You can retrieve the sharing identifier in one of the following ways:

Using SQL

Run the following command in a Databricks notebook:

SELECT CURRENT_METASTORE()

Using the Databricks UI

Open Catalog.
Open Delta Sharing.
On the Shared with me tab, select your Databricks sharing organization.

Copy the sharing identifier.

After receiving your sharing identifier, G2 configures access to the appropriate shared datasets.

Accessing shared datasets

After G2 configures access, shared datasets become available in Databricks Delta Sharing.

To view and mount shared datasets, your Databricks account must have the required Delta Sharing permissions.

For more information, refer to the Databricks documentation: Read data shared using Databricks-to-Databricks Delta Sharing (for recipients).

To mount a shared dataset:

  1. Open Catalog to open Catalog Explorer.
  2. Select the gear icon and choose Delta Sharing.

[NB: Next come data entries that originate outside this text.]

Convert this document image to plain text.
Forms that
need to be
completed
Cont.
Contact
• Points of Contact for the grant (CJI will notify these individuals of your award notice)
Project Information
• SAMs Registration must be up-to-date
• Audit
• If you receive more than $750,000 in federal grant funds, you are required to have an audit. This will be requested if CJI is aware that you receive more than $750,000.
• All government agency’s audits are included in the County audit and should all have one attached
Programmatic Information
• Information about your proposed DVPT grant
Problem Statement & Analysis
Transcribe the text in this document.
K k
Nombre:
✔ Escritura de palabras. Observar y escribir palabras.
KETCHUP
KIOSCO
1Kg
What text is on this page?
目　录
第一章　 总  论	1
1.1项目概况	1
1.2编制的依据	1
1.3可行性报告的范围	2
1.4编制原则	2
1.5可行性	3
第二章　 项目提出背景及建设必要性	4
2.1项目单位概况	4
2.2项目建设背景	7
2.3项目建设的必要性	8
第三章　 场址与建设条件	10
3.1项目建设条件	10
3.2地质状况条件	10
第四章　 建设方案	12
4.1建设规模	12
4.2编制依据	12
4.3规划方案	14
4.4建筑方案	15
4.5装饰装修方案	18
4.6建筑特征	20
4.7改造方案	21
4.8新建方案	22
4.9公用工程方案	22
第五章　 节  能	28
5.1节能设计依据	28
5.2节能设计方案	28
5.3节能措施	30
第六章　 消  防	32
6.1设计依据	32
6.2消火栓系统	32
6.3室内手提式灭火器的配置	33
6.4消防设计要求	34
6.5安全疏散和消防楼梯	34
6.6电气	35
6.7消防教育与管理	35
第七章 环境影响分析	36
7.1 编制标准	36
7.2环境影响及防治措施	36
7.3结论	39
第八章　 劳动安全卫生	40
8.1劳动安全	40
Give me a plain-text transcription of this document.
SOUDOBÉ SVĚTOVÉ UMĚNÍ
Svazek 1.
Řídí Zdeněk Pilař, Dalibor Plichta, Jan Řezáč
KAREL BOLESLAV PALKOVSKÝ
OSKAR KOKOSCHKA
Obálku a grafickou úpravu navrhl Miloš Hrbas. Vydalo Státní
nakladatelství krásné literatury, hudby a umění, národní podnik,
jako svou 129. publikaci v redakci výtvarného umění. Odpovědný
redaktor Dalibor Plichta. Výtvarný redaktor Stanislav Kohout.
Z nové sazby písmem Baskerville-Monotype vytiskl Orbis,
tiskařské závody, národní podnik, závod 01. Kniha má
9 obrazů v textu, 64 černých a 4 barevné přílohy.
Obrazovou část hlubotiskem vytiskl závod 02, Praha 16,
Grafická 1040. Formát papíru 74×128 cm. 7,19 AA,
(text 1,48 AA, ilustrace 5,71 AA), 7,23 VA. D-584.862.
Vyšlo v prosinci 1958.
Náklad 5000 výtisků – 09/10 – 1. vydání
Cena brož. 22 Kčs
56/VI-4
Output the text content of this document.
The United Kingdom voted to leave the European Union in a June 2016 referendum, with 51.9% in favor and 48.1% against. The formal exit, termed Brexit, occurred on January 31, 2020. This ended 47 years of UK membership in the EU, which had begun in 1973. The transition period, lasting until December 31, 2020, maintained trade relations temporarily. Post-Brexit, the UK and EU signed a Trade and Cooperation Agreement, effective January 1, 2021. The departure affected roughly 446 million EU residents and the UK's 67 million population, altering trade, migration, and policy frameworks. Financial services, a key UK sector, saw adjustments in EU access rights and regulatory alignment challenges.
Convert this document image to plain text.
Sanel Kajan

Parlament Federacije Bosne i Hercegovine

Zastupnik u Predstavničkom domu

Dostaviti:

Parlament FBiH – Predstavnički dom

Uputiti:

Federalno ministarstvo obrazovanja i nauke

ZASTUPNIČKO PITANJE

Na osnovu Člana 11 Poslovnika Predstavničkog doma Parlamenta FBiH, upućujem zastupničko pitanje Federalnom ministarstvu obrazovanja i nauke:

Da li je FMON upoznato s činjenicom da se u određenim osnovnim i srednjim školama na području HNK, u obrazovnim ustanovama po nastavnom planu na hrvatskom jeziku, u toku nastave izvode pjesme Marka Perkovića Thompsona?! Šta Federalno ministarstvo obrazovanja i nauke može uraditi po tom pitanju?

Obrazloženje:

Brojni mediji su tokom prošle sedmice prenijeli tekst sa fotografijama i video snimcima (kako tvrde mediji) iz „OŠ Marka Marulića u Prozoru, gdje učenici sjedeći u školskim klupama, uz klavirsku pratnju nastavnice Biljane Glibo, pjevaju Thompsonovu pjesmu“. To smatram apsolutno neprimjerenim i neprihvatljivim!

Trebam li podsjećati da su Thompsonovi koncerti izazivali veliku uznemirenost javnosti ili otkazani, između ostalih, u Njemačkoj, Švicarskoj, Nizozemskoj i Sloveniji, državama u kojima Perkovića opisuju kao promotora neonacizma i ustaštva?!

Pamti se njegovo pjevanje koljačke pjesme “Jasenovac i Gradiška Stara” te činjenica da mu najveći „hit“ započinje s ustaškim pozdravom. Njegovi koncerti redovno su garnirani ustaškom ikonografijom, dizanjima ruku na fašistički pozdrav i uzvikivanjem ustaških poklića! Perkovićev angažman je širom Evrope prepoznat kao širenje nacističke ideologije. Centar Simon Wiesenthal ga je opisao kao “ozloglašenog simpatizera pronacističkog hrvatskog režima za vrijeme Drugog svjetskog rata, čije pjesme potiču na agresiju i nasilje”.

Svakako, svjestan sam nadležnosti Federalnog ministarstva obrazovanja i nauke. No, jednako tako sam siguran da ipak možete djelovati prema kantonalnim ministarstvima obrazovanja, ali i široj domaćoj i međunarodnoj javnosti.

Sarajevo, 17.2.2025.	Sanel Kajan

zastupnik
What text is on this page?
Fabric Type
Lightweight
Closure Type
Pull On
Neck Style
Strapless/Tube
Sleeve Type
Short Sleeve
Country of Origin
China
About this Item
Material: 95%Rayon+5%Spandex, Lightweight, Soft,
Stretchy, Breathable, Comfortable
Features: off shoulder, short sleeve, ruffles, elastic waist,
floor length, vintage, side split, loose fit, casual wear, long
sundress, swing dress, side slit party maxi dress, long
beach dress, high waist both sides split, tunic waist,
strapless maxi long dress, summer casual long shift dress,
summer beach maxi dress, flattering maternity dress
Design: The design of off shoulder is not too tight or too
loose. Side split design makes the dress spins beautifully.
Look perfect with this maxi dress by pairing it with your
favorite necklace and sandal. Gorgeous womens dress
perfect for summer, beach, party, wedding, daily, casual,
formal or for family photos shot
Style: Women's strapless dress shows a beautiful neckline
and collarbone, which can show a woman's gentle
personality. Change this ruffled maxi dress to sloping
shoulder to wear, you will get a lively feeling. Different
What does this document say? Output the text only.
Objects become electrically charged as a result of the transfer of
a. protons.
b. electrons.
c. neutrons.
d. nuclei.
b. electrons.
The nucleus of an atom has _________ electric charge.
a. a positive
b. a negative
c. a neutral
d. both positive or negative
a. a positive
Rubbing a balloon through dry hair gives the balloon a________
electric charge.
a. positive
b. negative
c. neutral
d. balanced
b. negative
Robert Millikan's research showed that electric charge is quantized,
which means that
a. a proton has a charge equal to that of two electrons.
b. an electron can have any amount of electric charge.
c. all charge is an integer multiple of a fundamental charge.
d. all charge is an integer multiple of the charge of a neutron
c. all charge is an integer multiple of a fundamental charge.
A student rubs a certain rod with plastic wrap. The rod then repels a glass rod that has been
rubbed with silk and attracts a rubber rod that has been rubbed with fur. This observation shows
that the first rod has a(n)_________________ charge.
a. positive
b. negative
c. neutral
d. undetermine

Alternatively, select Share > Delta Sharing.

  1. On the Shared with me tab, select the provider.
  2. Find the desired share and select Mount to catalog.
  3. Select Create a new catalog or Mount to existing catalog.
  4. Enter a catalog name or select an existing catalog.
  5. Select Create or Mount.

After the share is mounted, verify that the shared tables are available in the selected catalog.